Pour les unités d’infanterie, cette réalité impose de nouvelles compétences. Les soldats doivent désormais être capables de détecter et neutraliser rapidement ces engins. Au sein du 2e régiment d’infanterie de marine, des formations spécifiques ont été mises en place. Des tireurs sont entraînés à abattre des drones à courte distance, notamment à l’aide de fusils de calibre 12. Ce type d’arme, traditionnellement utilisé en combat rapproché, présente un avantage contre des cibles rapides et mobiles. La dispersion des projectiles augmente les chances d’atteindre un drone volant à basse altitude. Dans certains exercices, ces appareils peuvent être interceptés à une cinquantaine de mètres.

Cependant, la lutte contre les drones ne repose pas sur une seule solution. Elle s’appuie sur un ensemble de moyens complémentaires. Les militaires combinent brouillage électronique, camouflage et surveillance du ciel. L’objectif est de détecter le plus tôt possible un appareil hostile et d’empêcher son approche. Les drones de type FPV, pilotés à distance et parfois chargés d’explosifs, représentent une menace particulière. Leur vitesse et leur maniabilité les rendent difficiles à arrêter. Face à cette réalité, la lutte anti-drones devient progressivement une compétence intégrée dans la formation des groupes de combat.

Quand les drones deviennent aussi des alliés tactiques

Si les drones représentent une menace, ils sont aussi un outil essentiel pour les forces terrestres. Les unités de l’infanterie de marine les utilisent désormais pour observer le terrain et préparer les opérations. Un drone de reconnaissance peut survoler une zone et transmettre en direct des images à un poste de commandement. Les chefs de section disposent alors d’informations précises sur les positions ennemies, les obstacles ou les mouvements adverses.
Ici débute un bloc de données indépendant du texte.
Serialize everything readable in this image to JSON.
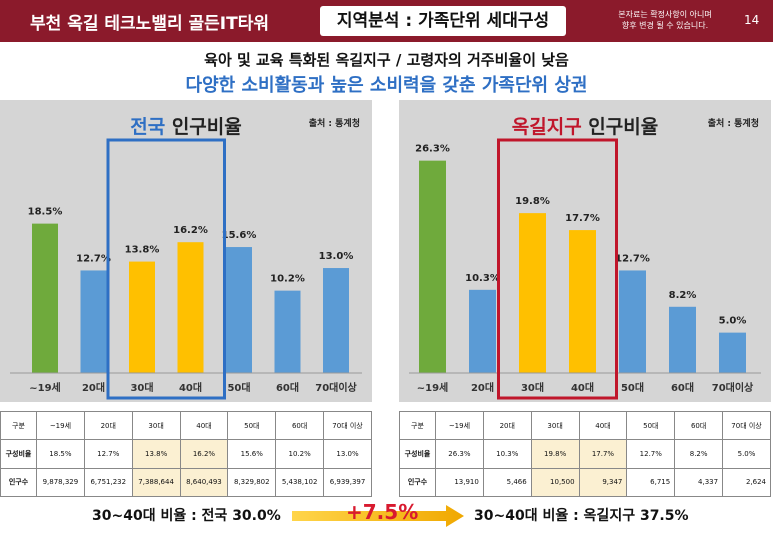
{
  "header": {
    "project_title": "부천 옥길 테크노밸리 골든IT타워",
    "section_title": "지역분석 : 가족단위 세대구성",
    "notice_line1": "본자료는 확정사항이 아니며",
    "notice_line2": "향후 변경 될 수 있습니다.",
    "page_number": "14"
  },
  "subtitle1": "육아 및 교육 특화된 옥길지구 / 고령자의 거주비율이 낮음",
  "subtitle2": "다양한 소비활동과 높은 소비력을 갖춘 가족단위 상권",
  "colors": {
    "green": "#6faa3c",
    "blue": "#5b9bd5",
    "yellow": "#ffc000",
    "frame_blue": "#2e6fc4",
    "frame_red": "#c0162b"
  },
  "chart_data": [
    {
      "type": "bar",
      "title_highlight": "전국",
      "title_rest": " 인구비율",
      "source": "출처 : 통계청",
      "categories": [
        "~19세",
        "20대",
        "30대",
        "40대",
        "50대",
        "60대",
        "70대이상"
      ],
      "values": [
        18.5,
        12.7,
        13.8,
        16.2,
        15.6,
        10.2,
        13.0
      ],
      "labels": [
        "18.5%",
        "12.7%",
        "13.8%",
        "16.2%",
        "15.6%",
        "10.2%",
        "13.0%"
      ],
      "colors": [
        "green",
        "blue",
        "yellow",
        "yellow",
        "blue",
        "blue",
        "blue"
      ],
      "ylim": [
        0,
        27
      ]
    },
    {
      "type": "bar",
      "title_highlight": "옥길지구",
      "title_rest": " 인구비율",
      "source": "출처 : 통계청",
      "categories": [
        "~19세",
        "20대",
        "30대",
        "40대",
        "50대",
        "60대",
        "70대이상"
      ],
      "values": [
        26.3,
        10.3,
        19.8,
        17.7,
        12.7,
        8.2,
        5.0
      ],
      "labels": [
        "26.3%",
        "10.3%",
        "19.8%",
        "17.7%",
        "12.7%",
        "8.2%",
        "5.0%"
      ],
      "colors": [
        "green",
        "blue",
        "yellow",
        "yellow",
        "blue",
        "blue",
        "blue"
      ],
      "ylim": [
        0,
        27
      ]
    }
  ],
  "tables": [
    {
      "headers": [
        "구분",
        "~19세",
        "20대",
        "30대",
        "40대",
        "50대",
        "60대",
        "70대 이상"
      ],
      "row1_label": "구성비율",
      "row1": [
        "18.5%",
        "12.7%",
        "13.8%",
        "16.2%",
        "15.6%",
        "10.2%",
        "13.0%"
      ],
      "row2_label": "인구수",
      "row2": [
        "9,878,329",
        "6,751,232",
        "7,388,644",
        "8,640,493",
        "8,329,802",
        "5,438,102",
        "6,939,397"
      ]
    },
    {
      "headers": [
        "구분",
        "~19세",
        "20대",
        "30대",
        "40대",
        "50대",
        "60대",
        "70대 이상"
      ],
      "row1_label": "구성비율",
      "row1": [
        "26.3%",
        "10.3%",
        "19.8%",
        "17.7%",
        "12.7%",
        "8.2%",
        "5.0%"
      ],
      "row2_label": "인구수",
      "row2": [
        "13,910",
        "5,466",
        "10,500",
        "9,347",
        "6,715",
        "4,337",
        "2,624"
      ]
    }
  ],
  "bottom": {
    "left_text": "30~40대 비율 : 전국 30.0%",
    "diff": "+7.5%",
    "right_text": "30~40대 비율 : 옥길지구 37.5%"
  }
}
Cette capacité améliore la prise de décision et réduit l’incertitude avant l’engagement.

Les données collectées peuvent être intégrées dans des systèmes numériques de commandement. Certaines applications permettent de partager instantanément les informations entre les différentes unités engagées. Sur une tablette ou un écran tactique, les positions alliées et ennemies apparaissent en temps réel. Cette vision globale du champ de bataille facilite la coordination entre les groupes de combat. Avant même de progresser sur le terrain, les soldats disposent ainsi d’une meilleure connaissance de la situation.
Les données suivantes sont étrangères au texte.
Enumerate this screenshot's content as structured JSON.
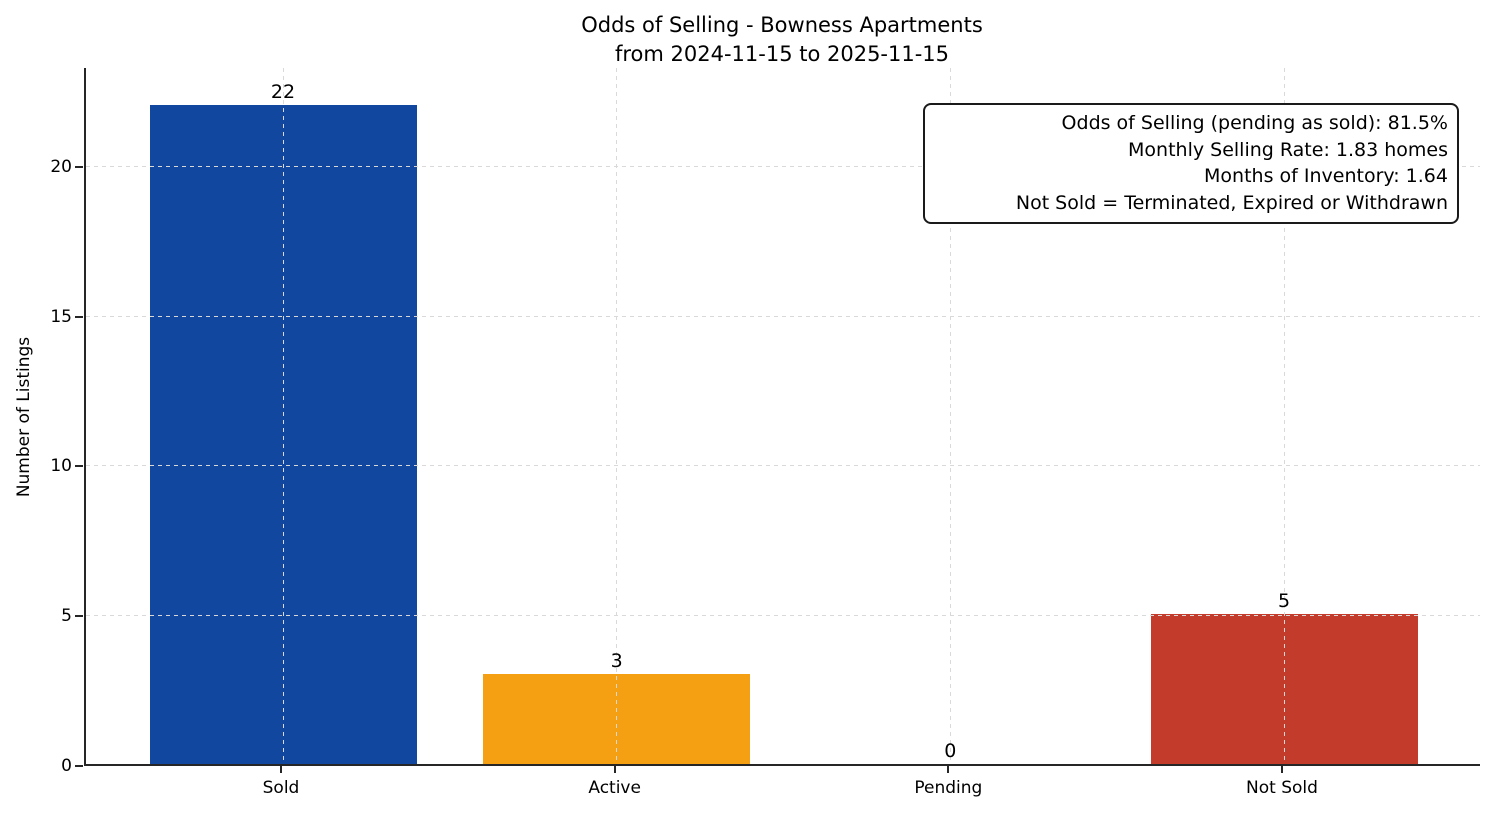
{
  "chart_data": {
    "type": "bar",
    "title": "Odds of Selling - Bowness Apartments",
    "subtitle": "from 2024-11-15 to 2025-11-15",
    "categories": [
      "Sold",
      "Active",
      "Pending",
      "Not Sold"
    ],
    "values": [
      22,
      3,
      0,
      5
    ],
    "bar_colors": [
      "#11479E",
      "#F4A012",
      null,
      "#C23B2B"
    ],
    "xlabel": "",
    "ylabel": "Number of Listings",
    "yticks": [
      0,
      5,
      10,
      15,
      20
    ],
    "ylim": [
      0,
      23.3
    ],
    "grid": true,
    "grid_color": "#d9d9d9",
    "axis_color": "#262626",
    "legend_position": "none",
    "annotation": {
      "lines": [
        "Odds of Selling (pending as sold): 81.5%",
        "Monthly Selling Rate: 1.83 homes",
        "Months of Inventory: 1.64",
        "Not Sold = Terminated, Expired or Withdrawn"
      ]
    }
  }
}
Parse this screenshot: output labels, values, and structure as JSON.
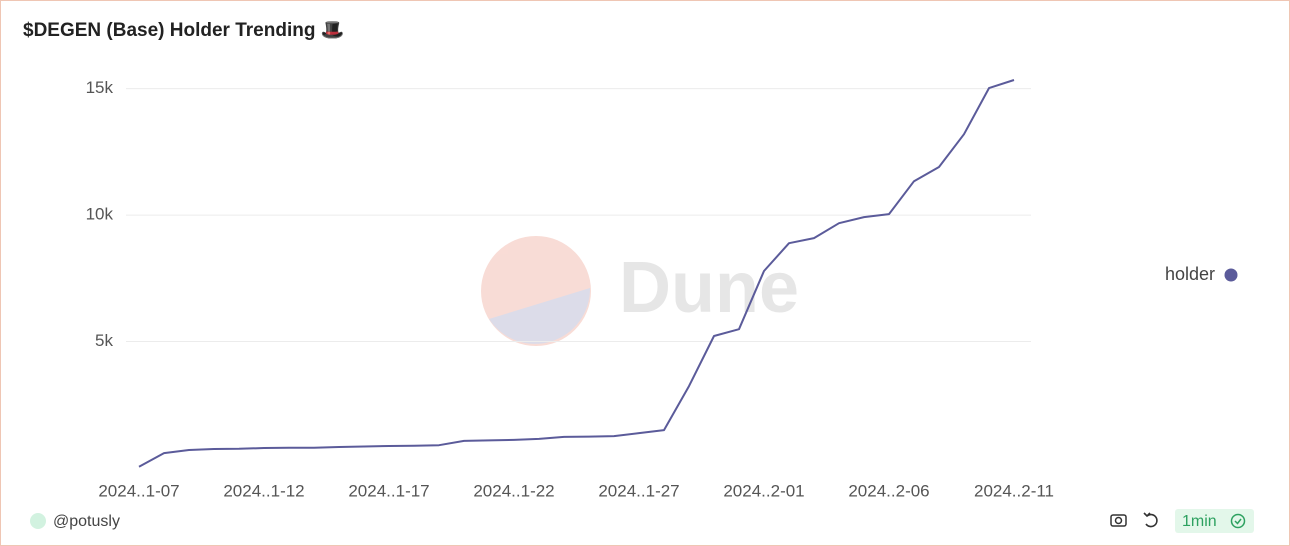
{
  "chart_data": {
    "type": "line",
    "title": "$DEGEN (Base) Holder Trending 🎩",
    "watermark": "Dune",
    "categories": [
      "2024..1-07",
      null,
      null,
      null,
      null,
      "2024..1-12",
      null,
      null,
      null,
      null,
      "2024..1-17",
      null,
      null,
      null,
      null,
      "2024..1-22",
      null,
      null,
      null,
      null,
      "2024..1-27",
      null,
      null,
      null,
      null,
      "2024..2-01",
      null,
      null,
      null,
      null,
      "2024..2-06",
      null,
      null,
      null,
      null,
      "2024..2-11"
    ],
    "series": [
      {
        "name": "holder",
        "color": "#5b5b9a",
        "values": [
          50,
          590,
          710,
          750,
          760,
          790,
          800,
          800,
          830,
          850,
          870,
          880,
          900,
          1070,
          1090,
          1110,
          1150,
          1230,
          1240,
          1260,
          1380,
          1500,
          3240,
          5220,
          5490,
          7790,
          8890,
          9090,
          9680,
          9920,
          10040,
          11340,
          11900,
          13200,
          15020,
          15340
        ]
      }
    ],
    "ylim": [
      0,
      15500
    ],
    "yticks": [
      {
        "value": 5000,
        "label": "5k"
      },
      {
        "value": 10000,
        "label": "10k"
      },
      {
        "value": 15000,
        "label": "15k"
      }
    ],
    "grid": true,
    "legend": "right"
  },
  "footer": {
    "author": "@potusly",
    "refresh": "1min"
  }
}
L’usage des drones ne se limite pas à la reconnaissance. Les marsouins expérimentent aussi la production et l’adaptation de leurs propres appareils. Dans certaines démonstrations, un véhicule blindé embarque un atelier capable de fabriquer des composants grâce à l’impression 3D. Les châssis de drones peuvent être produits en quelques heures, puis assemblés avec des caméras et d’autres équipements. Cette solution permet de réparer rapidement un appareil endommagé ou d’adapter le matériel aux besoins immédiats d’une mission.
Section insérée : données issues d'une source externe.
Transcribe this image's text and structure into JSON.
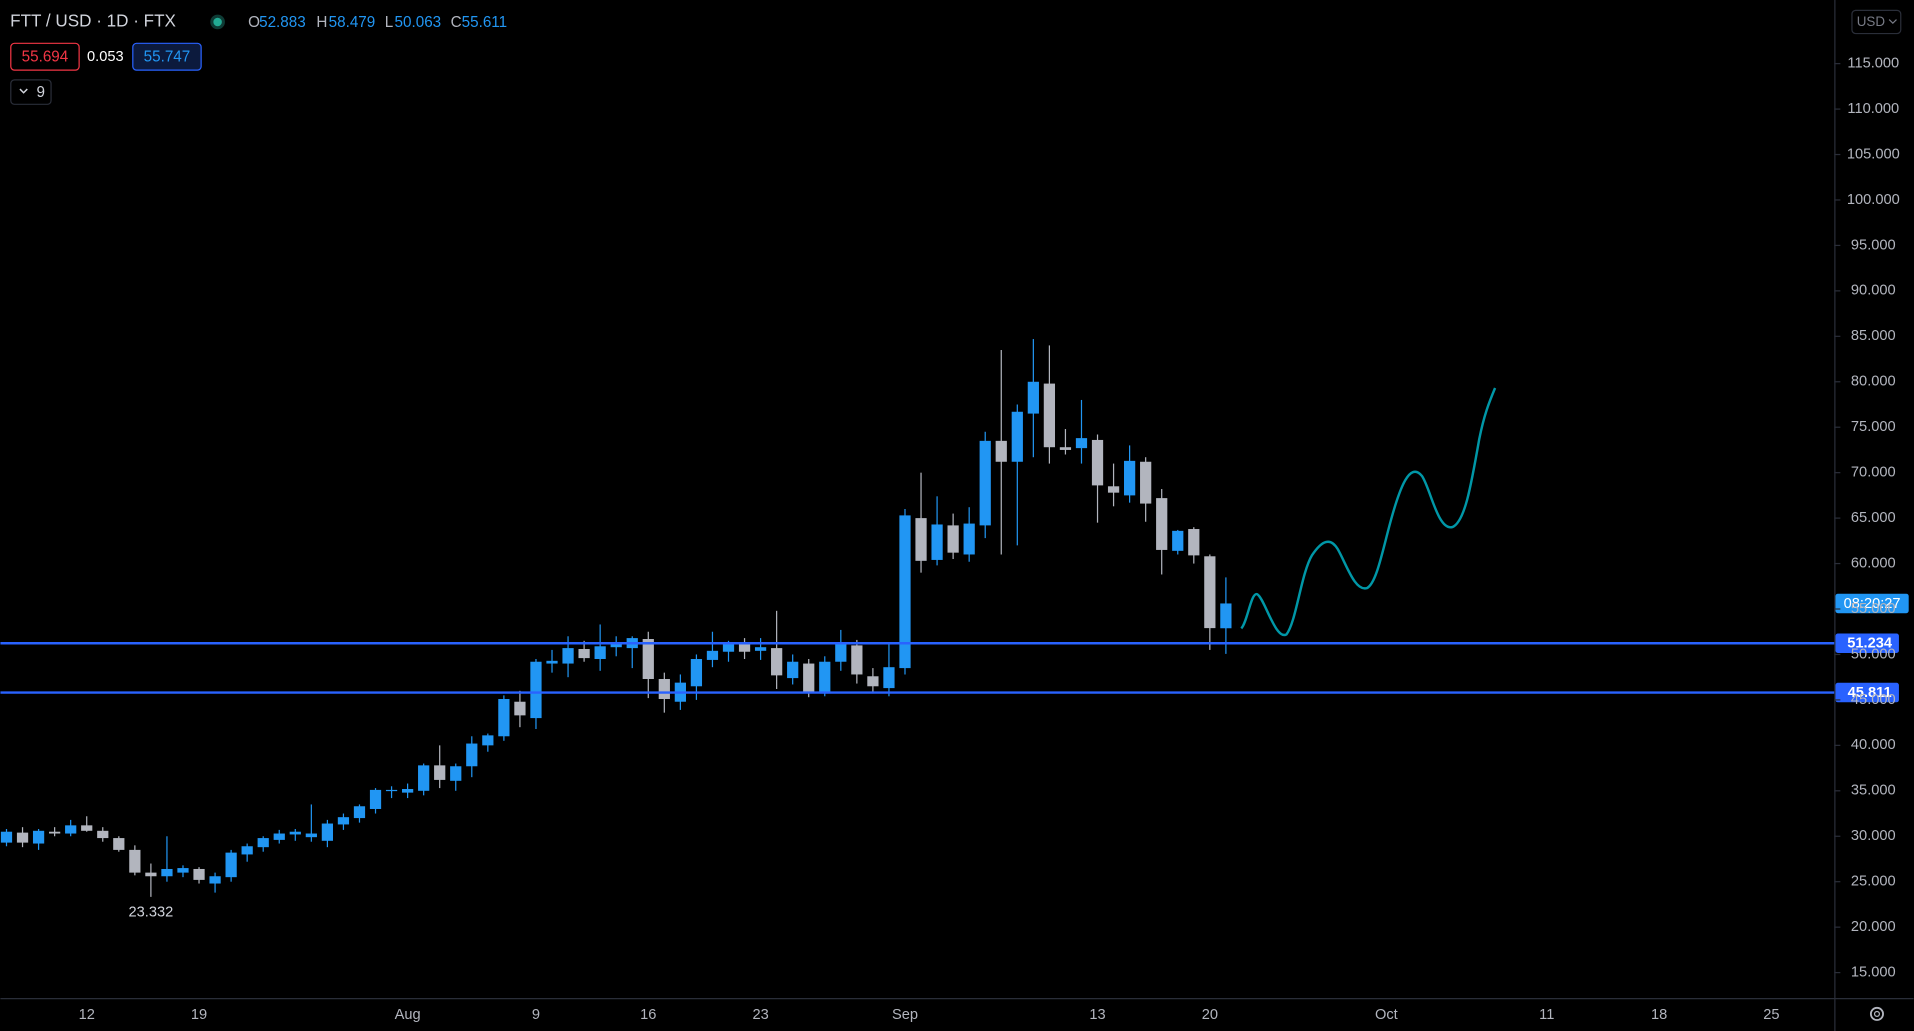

Cette approche illustre une transformation plus large des armées face à l’évolution rapide des technologies. Les drones évoluent constamment, avec de nouveaux modèles apparaissant régulièrement sur le marché civil et militaire. Pour rester efficaces, les forces doivent s’adapter en permanence. La coopération avec les industriels et les spécialistes de l’innovation joue un rôle important dans ce processus. Les retours d’expérience du terrain permettent d’améliorer rapidement les équipements et les tactiques.